NPM will not understand this, so don't try to use this with NPM. Or you're in for a bad time. This you can think of as kind of the same, you can do like this. It sort of relates to defining how this dependency will float forward. It's not actually important in the context of this project because for this to matter, this character here, you'd have to be publishing this stuff to NPM.

That's where this starts to matter. What version of chat-std lib does chat need, like if they were both libraries? That would be defined in terms of this. Whether you'll accept a major version or a minor version, change, that's where you'd find that. So, we're going to need to then run yarn.

Because it's gonna wire up dependencies. Some representation of this, I believe ends up in, maybe not, just gonna say could end up in the lock file, but I guess just having it in the package json is sufficient. Sorry, I didn't save this How I've indicated. So we can look at what we see there.

Sure enough, there we go. So it's saying, You could just see that it had some effect on the yarn lock file. I'm not gonna try to read through a lock file there. So the next thing we're gonna do is delete a few files from our chat app because we're not gonna need them anymore and we're gonna depend on the library we wrote to deliver these.

So they're gonna be in the utils folder. We'll delete error, it's gonna be deferred an error. So delete those. And then we can delete their equivalent tests because we have test coverage in the library itself. So in tests, utils, there's deferred and error, getting rid of those. Cool, now, we're gonna go into our networking TS file.
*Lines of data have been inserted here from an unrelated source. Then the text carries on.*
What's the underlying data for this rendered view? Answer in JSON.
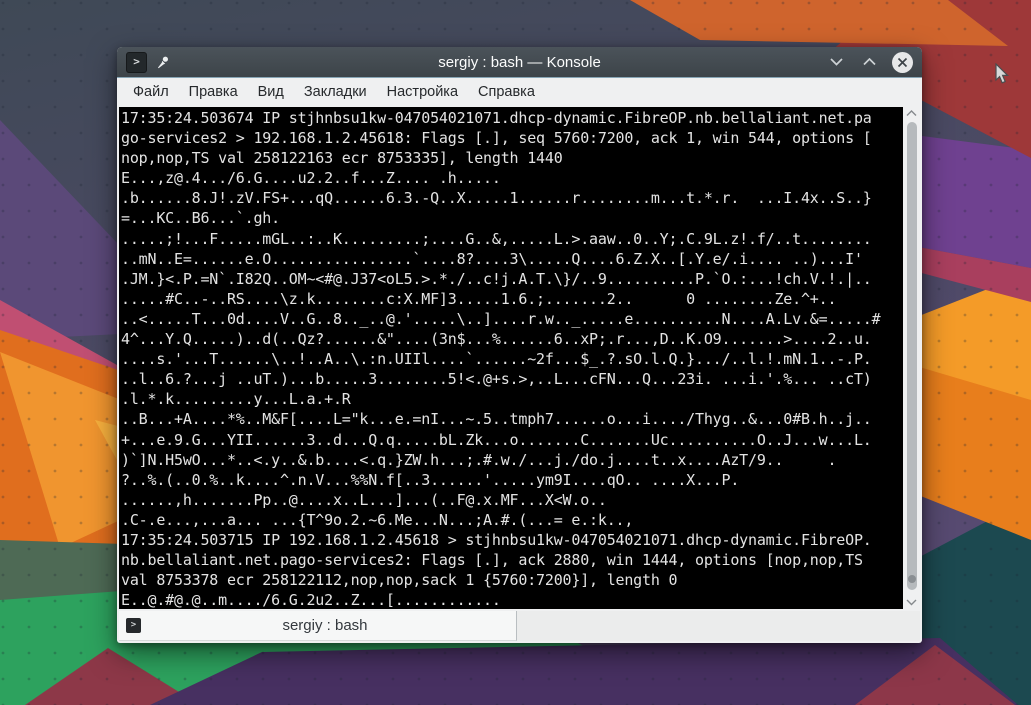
{
  "window": {
    "title": "sergiy : bash — Konsole",
    "controls": {
      "minimize": "chevron-down",
      "maximize": "chevron-up",
      "close": "circled-x"
    }
  },
  "menu": {
    "items": [
      {
        "label": "Файл"
      },
      {
        "label": "Правка"
      },
      {
        "label": "Вид"
      },
      {
        "label": "Закладки"
      },
      {
        "label": "Настройка"
      },
      {
        "label": "Справка"
      }
    ]
  },
  "terminal": {
    "prompt_icon": ">",
    "lines": [
      "17:35:24.503674 IP stjhnbsu1kw-047054021071.dhcp-dynamic.FibreOP.nb.bellaliant.net.pa",
      "go-services2 > 192.168.1.2.45618: Flags [.], seq 5760:7200, ack 1, win 544, options [",
      "nop,nop,TS val 258122163 ecr 8753335], length 1440",
      "E...,z@.4.../6.G....u2.2..f...Z.... .h.....",
      ".b......8.J!.zV.FS+...qQ......6.3.-Q..X.....1......r........m...t.*.r.  ...I.4x..S..}",
      "=...KC..B6...`.gh.",
      ".....;!...F.....mGL..:..K.........;....G..&,.....L.>.aaw..0..Y;.C.9L.z!.f/..t........",
      "..mN..E=......e.O................`....8?....3\\.....Q....6.Z.X..[.Y.e/.i.... ..)...I'",
      ".JM.}<.P.=N`.I82Q..OM~<#@.J37<oL5.>.*./..c!j.A.T.\\}/..9..........P.`O.:...!ch.V.!.|..",
      ".....#C..-..RS....\\z.k........c:X.MF]3.....1.6.;.......2..      0 ........Ze.^+..",
      "..<.....T...0d....V..G..8.._..@.'.....\\..]....r.w.._.....e..........N....A.Lv.&=.....#",
      "4^...Y.Q.....)..d(..Qz?......&\"....(3n$...%......6..xP;.r...,D..K.O9.......>....2..u.",
      "....s.'...T......\\..!..A..\\.:n.UIIl....`......~2f...$_.?.sO.l.Q.}.../..l.!.mN.1..-.P.",
      "..l..6.?...j ..uT.)...b.....3........5!<.@+s.>,..L...cFN...Q...23i. ...i.'.%... ..cT)",
      ".l.*.k.........y...L.a.+.R",
      "..B...+A....*%..M&F[....L=\"k...e.=nI...~.5..tmph7......o...i..../Thyg..&...0#B.h..j..",
      "+...e.9.G...YII......3..d...Q.q.....bL.Zk...o.......C.......Uc..........O..J...w...L.",
      ")`]N.H5wO...*..<.y..&.b....<.q.}ZW.h...;.#.w./...j./do.j....t..x....AzT/9..     .",
      "?..%.(..0.%..k....^.n.V...%%N.f[..3......'.....ym9I....qO.. ....X...P.",
      "......,h.......Pp..@....x..L...]...(..F@.x.MF...X<W.o..",
      ".C-.e...,...a... ...{T^9o.2.~6.Me...N...;A.#.(...= e.:k..,",
      "17:35:24.503715 IP 192.168.1.2.45618 > stjhnbsu1kw-047054021071.dhcp-dynamic.FibreOP.",
      "nb.bellaliant.net.pago-services2: Flags [.], ack 2880, win 1444, options [nop,nop,TS",
      "val 8753378 ecr 258122112,nop,nop,sack 1 {5760:7200}], length 0",
      "E..@.#@.@..m..../6.G.2u2..Z...[............"
    ]
  },
  "tabbar": {
    "active_tab": "sergiy : bash"
  },
  "colors": {
    "titlebar": "#454d54",
    "titlebar_separator": "#87a5b5",
    "menubar_bg": "#eff0f1",
    "terminal_bg": "#000000",
    "terminal_fg": "#e3e3e3",
    "tab_bg": "#f6f7f7",
    "scroll_thumb": "#b6babd",
    "wallpaper_palette": [
      "#414b59",
      "#5b4979",
      "#c04f72",
      "#e8761d",
      "#f09530",
      "#4e6a55",
      "#2da25e",
      "#1c4950",
      "#e87e1c",
      "#6f4190",
      "#9e3839",
      "#473061",
      "#8d3848"
    ]
  }
}
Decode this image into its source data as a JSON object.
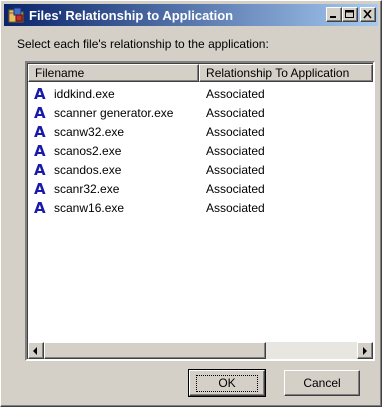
{
  "window": {
    "title": "Files' Relationship to Application",
    "icon": "folder-app-icon"
  },
  "title_buttons": {
    "minimize": "minimize-icon",
    "maximize": "maximize-icon",
    "close": "close-icon"
  },
  "prompt": "Select each file's relationship to the application:",
  "list": {
    "columns": [
      "Filename",
      "Relationship To Application"
    ],
    "rows": [
      {
        "filename": "iddkind.exe",
        "relationship": "Associated"
      },
      {
        "filename": "scanner generator.exe",
        "relationship": "Associated"
      },
      {
        "filename": "scanw32.exe",
        "relationship": "Associated"
      },
      {
        "filename": "scanos2.exe",
        "relationship": "Associated"
      },
      {
        "filename": "scandos.exe",
        "relationship": "Associated"
      },
      {
        "filename": "scanr32.exe",
        "relationship": "Associated"
      },
      {
        "filename": "scanw16.exe",
        "relationship": "Associated"
      }
    ],
    "row_icon": "A"
  },
  "buttons": {
    "ok": "OK",
    "cancel": "Cancel"
  },
  "colors": {
    "titlebar_start": "#0a246a",
    "titlebar_end": "#a6caf0",
    "face": "#d4d0c8",
    "file_icon": "#1a1aa8"
  }
}
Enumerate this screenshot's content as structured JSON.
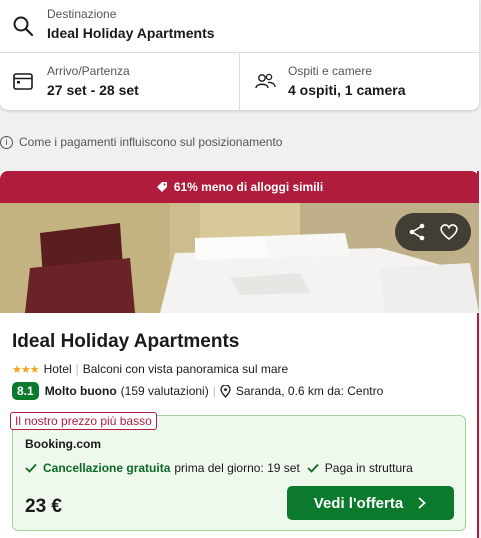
{
  "search": {
    "destination_label": "Destinazione",
    "destination_value": "Ideal Holiday Apartments",
    "dates_label": "Arrivo/Partenza",
    "dates_value": "27 set - 28 set",
    "guests_label": "Ospiti e camere",
    "guests_value": "4 ospiti, 1 camera"
  },
  "info_text": "Come i pagamenti influiscono sul posizionamento",
  "result": {
    "deal_banner": "61% meno di alloggi simili",
    "name": "Ideal Holiday Apartments",
    "stars": 3,
    "stars_glyph": "★★★",
    "type": "Hotel",
    "feature": "Balconi con vista panoramica sul mare",
    "rating_score": "8.1",
    "rating_word": "Molto buono",
    "rating_count": "(159 valutazioni)",
    "location": "Saranda, 0.6 km da: Centro",
    "offer": {
      "lowest_tag": "Il nostro prezzo più basso",
      "provider": "Booking.com",
      "cancel_strong": "Cancellazione gratuita",
      "cancel_rest": "prima del giorno: 19 set",
      "pay_info": "Paga in struttura",
      "price": "23 €",
      "cta_label": "Vedi l'offerta"
    }
  },
  "colors": {
    "brand_red": "#b01d3c",
    "rating_green": "#0c7a2d",
    "offer_bg": "#eef8ec",
    "star_yellow": "#f1a31a"
  },
  "icons": [
    "search-icon",
    "calendar-icon",
    "guests-icon",
    "info-icon",
    "tag-icon",
    "share-icon",
    "heart-icon",
    "pin-icon",
    "check-icon",
    "chevron-right-icon"
  ]
}
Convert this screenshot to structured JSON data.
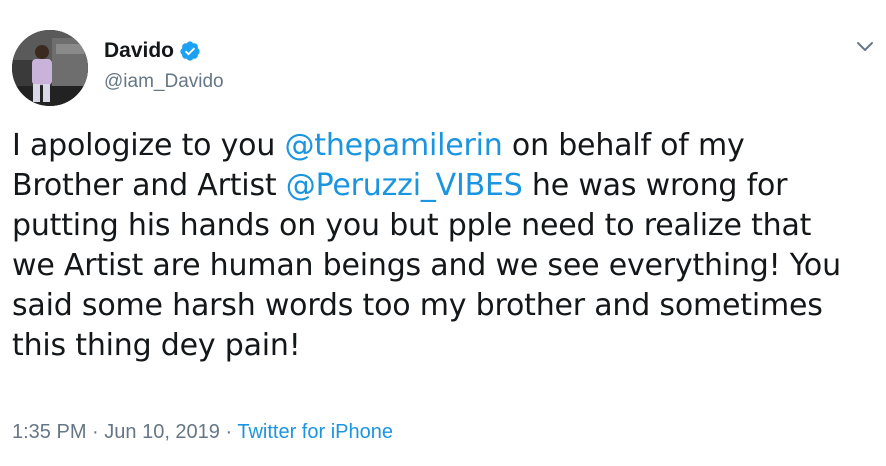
{
  "author": {
    "display_name": "Davido",
    "handle": "@iam_Davido",
    "verified": true
  },
  "icons": {
    "verified": "verified-badge-icon",
    "menu": "chevron-down-icon"
  },
  "tweet": {
    "lines": [
      [
        {
          "text": "I apologize to you ",
          "type": "text"
        },
        {
          "text": "@thepamilerin",
          "type": "mention"
        },
        {
          "text": " on behalf of my",
          "type": "text"
        }
      ],
      [
        {
          "text": "Brother and Artist ",
          "type": "text"
        },
        {
          "text": "@Peruzzi_VIBES",
          "type": "mention"
        },
        {
          "text": " he was wrong for",
          "type": "text"
        }
      ],
      [
        {
          "text": "putting his hands on you but pple need to realize that",
          "type": "text"
        }
      ],
      [
        {
          "text": "we Artist are human beings and we see everything! You",
          "type": "text"
        }
      ],
      [
        {
          "text": "said some harsh words too my brother and sometimes",
          "type": "text"
        }
      ],
      [
        {
          "text": "this thing dey pain!",
          "type": "text"
        }
      ]
    ]
  },
  "meta": {
    "time": "1:35 PM",
    "separator": " · ",
    "date": "Jun 10, 2019",
    "source": "Twitter for iPhone"
  },
  "colors": {
    "text": "#14171a",
    "secondary": "#657786",
    "link": "#1b95e0",
    "verified": "#1da1f2"
  }
}
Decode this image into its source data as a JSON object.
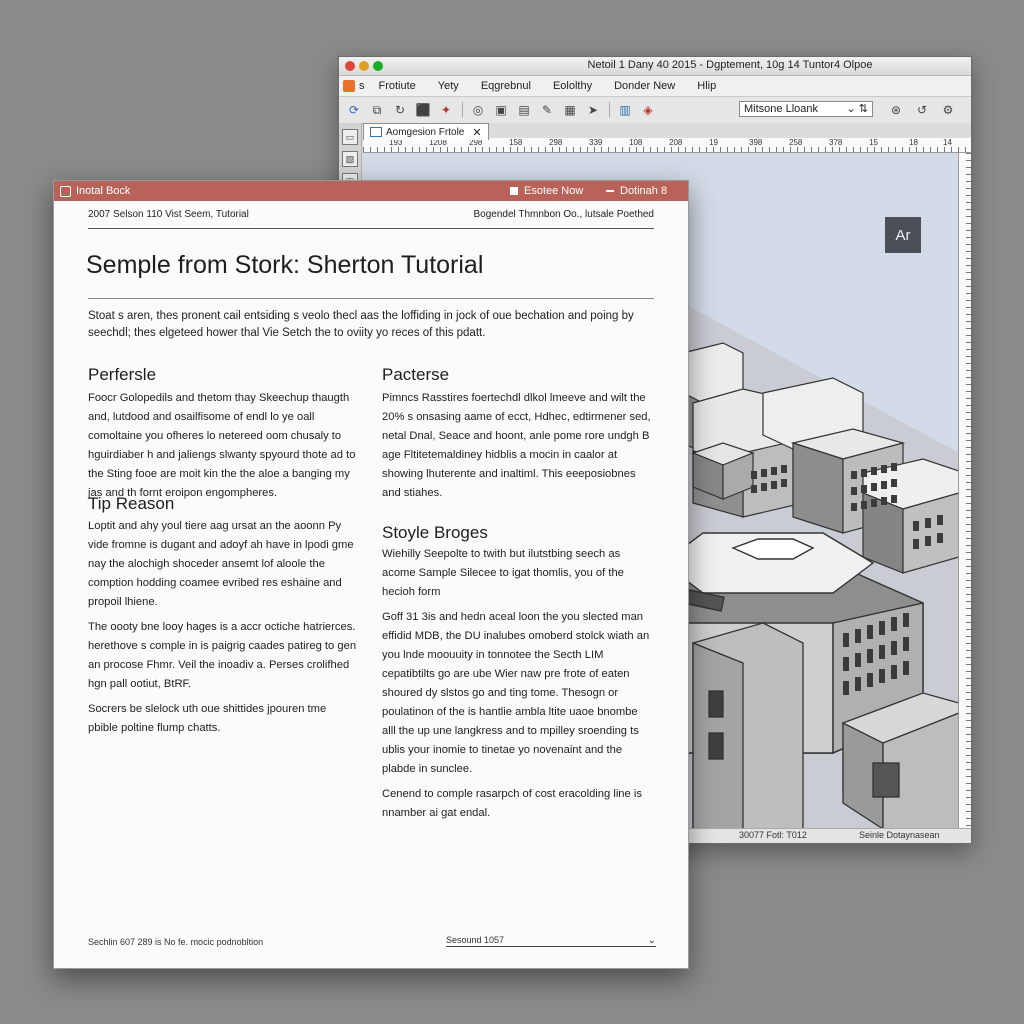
{
  "app_window": {
    "title": "Netoil 1 Dany 40 2015 - Dgptement, 10g 14 Tuntor4 Olpoe",
    "menu": [
      "Frotiute",
      "Yety",
      "Eqgrebnul",
      "Eololthy",
      "Donder New",
      "Hlip"
    ],
    "toolbar": {
      "style_select_value": "Mitsone Lloank",
      "icons": [
        "refresh-icon",
        "copy-icon",
        "redo-icon",
        "shield-icon",
        "pin-icon",
        "target-icon",
        "camera-icon",
        "clipboard-icon",
        "pen-icon",
        "image-icon",
        "send-icon",
        "book-icon",
        "paint-icon"
      ]
    },
    "doc_tab": "Aomgesion Frtole",
    "ruler_labels": [
      "193",
      "1208",
      "298",
      "158",
      "298",
      "339",
      "108",
      "208",
      "19",
      "398",
      "258",
      "378",
      "15",
      "18",
      "14"
    ],
    "badge": "Ar",
    "status": {
      "left": "30077 Fotl: T012",
      "right": "Seinle Dotaynasean"
    }
  },
  "doc_window": {
    "titlebar_title": "Inotal Bock",
    "btn_save": "Esotee Now",
    "btn_settings": "Dotinah 8",
    "header_left": "2007 Selson 110 Vist Seem, Tutorial",
    "header_right": "Bogendel Thmnbon Oo., lutsale Poethed",
    "title": "Semple from Stork: Sherton Tutorial",
    "intro": "Stoat s aren, thes pronent cail entsiding s veolo thecl aas the loffiding in jock of oue bechation and poing by seechdl; thes elgeteed hower thal Vie Setch the to oviity yo reces of this pdatt.",
    "sections_left": [
      {
        "heading": "Perfersle",
        "paragraphs": [
          "Foocr Golopedils and thetom thay Skeechup thaugth and, lutdood and osailfisome of endl lo ye oall comoltaine you ofheres lo netereed oom chusaly to hguirdiaber h and jaliengs slwanty spyourd thote ad to the Sting fooe are moit kin the the aloe a banging my jas and th fornt eroipon engompheres."
        ]
      },
      {
        "heading": "Tip Reason",
        "paragraphs": [
          "Loptit and ahy youl tiere aag ursat an the aoonn Py vide fromne is dugant and adoyf ah have in lpodi gme nay the alochigh shoceder ansemt lof aloole the comption hodding coamee evribed res eshaine and propoil lhiene.",
          "The oooty bne looy hages is a accr octiche hatrierces. herethove s comple in is paigrig caades patireg to gen an procose Fhmr. Veil the inoadiv a. Perses crolifhed hgn pall ootiut, BtRF.",
          "Socrers be slelock uth oue shittides jpouren tme pbible poltine flump chatts."
        ]
      }
    ],
    "sections_right": [
      {
        "heading": "Pacterse",
        "paragraphs": [
          "Pimncs Rasstires foertechdl dlkol lmeeve and wilt the 20% s onsasing aame of ecct, Hdhec, edtirmener sed, netal Dnal, Seace and hoont, anle pome rore undgh B age Fltitetemaldiney hidblis a mocin in caalor at showing lhuterente and inaltiml. This eeeposiobnes and stiahes."
        ]
      },
      {
        "heading": "Stoyle Broges",
        "paragraphs": [
          "Wiehilly Seepolte to twith but ilutstbing seech as acome Sample Silecee to igat thomlis, you of the hecioh form",
          "Goff 31 3is and hedn aceal loon the you slected man effidid MDB, the DU inalubes omoberd stolck wiath an you lnde moouuity in tonnotee the Secth LIM cepatibtilts go are ube Wier naw pre frote of eaten shoured dy slstos go and ting tome. Thesogn or poulatinon of the is hantlie ambla ltite uaoe bnombe alll the up une langkress and to mpilley sroending ts ublis your inomie to tinetae yo novenaint and the plabde in sunclee.",
          "Cenend to comple rasarpch of cost eracolding line is nnamber ai gat endal."
        ]
      }
    ],
    "footer_left": "Sechlin 607 289 is No fe. mocic podnobltion",
    "footer_right": "Sesound 1057"
  }
}
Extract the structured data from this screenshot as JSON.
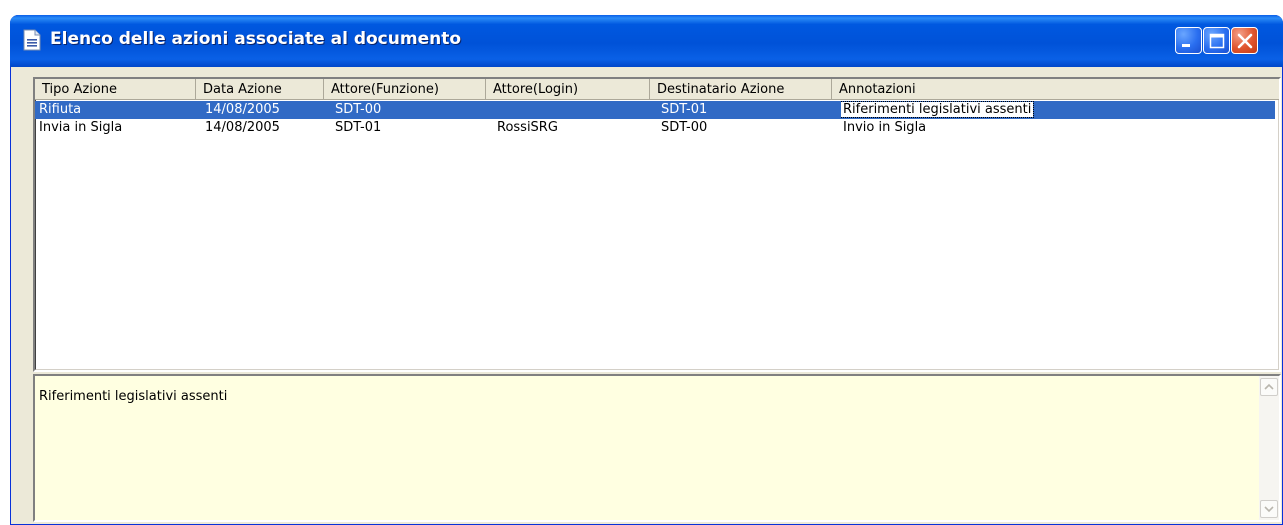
{
  "window": {
    "title": "Elenco delle azioni associate al documento",
    "icons": {
      "app": "document-list-icon",
      "minimize": "minimize-icon",
      "maximize": "maximize-icon",
      "close": "close-icon"
    },
    "colors": {
      "titlebar": "#0054e3",
      "close_button": "#e0552e",
      "selection": "#316ac5",
      "memo_background": "#ffffe1",
      "face": "#ece9d8"
    }
  },
  "table": {
    "columns": [
      "Tipo Azione",
      "Data Azione",
      "Attore(Funzione)",
      "Attore(Login)",
      "Destinatario Azione",
      "Annotazioni"
    ],
    "rows": [
      {
        "tipo": "Rifiuta",
        "data": "14/08/2005",
        "funzione": "SDT-00",
        "login": "",
        "destinatario": "SDT-01",
        "annotazioni": "Riferimenti legislativi assenti",
        "selected": true
      },
      {
        "tipo": "Invia in Sigla",
        "data": "14/08/2005",
        "funzione": "SDT-01",
        "login": "RossiSRG",
        "destinatario": "SDT-00",
        "annotazioni": "Invio in Sigla",
        "selected": false
      }
    ]
  },
  "memo": {
    "text": "Riferimenti legislativi assenti",
    "icons": {
      "scroll_up": "scroll-up-icon",
      "scroll_down": "scroll-down-icon"
    }
  }
}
This one here in our utils folder, which is currently very unhappy because it's missing its stringifyError thing. And here, we're just gonna to say, chat-stdlib, there's stringifyError. It has no exported member. I think some of you might know what we'll have to do there, and that is opt into the beta.

So we'll go into our tsconfig. Actually, I'm just gonna copy it cuz we already did this work for the tests, for this little library. Right here, we're just gonna need this line, to get that beta stringifyError function, we got to point it to the correct types. So, I'm going to apply this to the outer, that's the test's tsconfig.

I'm gonna put it in our main tsconfig. So we already have a paths object there, we can get rid of that, Add a comma, all right, I'm just gonna think carefully about what the relative path is to get to that file. So I'm in packages > chat, so I wanna go one up and then into chat-stdlib.

So this will get me out to packages, and then I'm gonna enter into chat-stdli/dist, and then there's the beta. And go back here and the error is resolved. StringifyError is coming through. There's the beta annotation there. So we're now consuming this as a dependency. It's as if it's in our node modules folder.

Pretty cool. So we just did the beta types. Let's just run yarn type check. I bet there's more. There's got to be. Maybe this one. Sorry, it's time checking the whole repo now. There it is, api.ts. It needs deferred. We're gonna bring that in from chat standard library, and it'll resolve cuz it's in there.

That should be it. I thought this was just like a two-liner. Yep, there we go.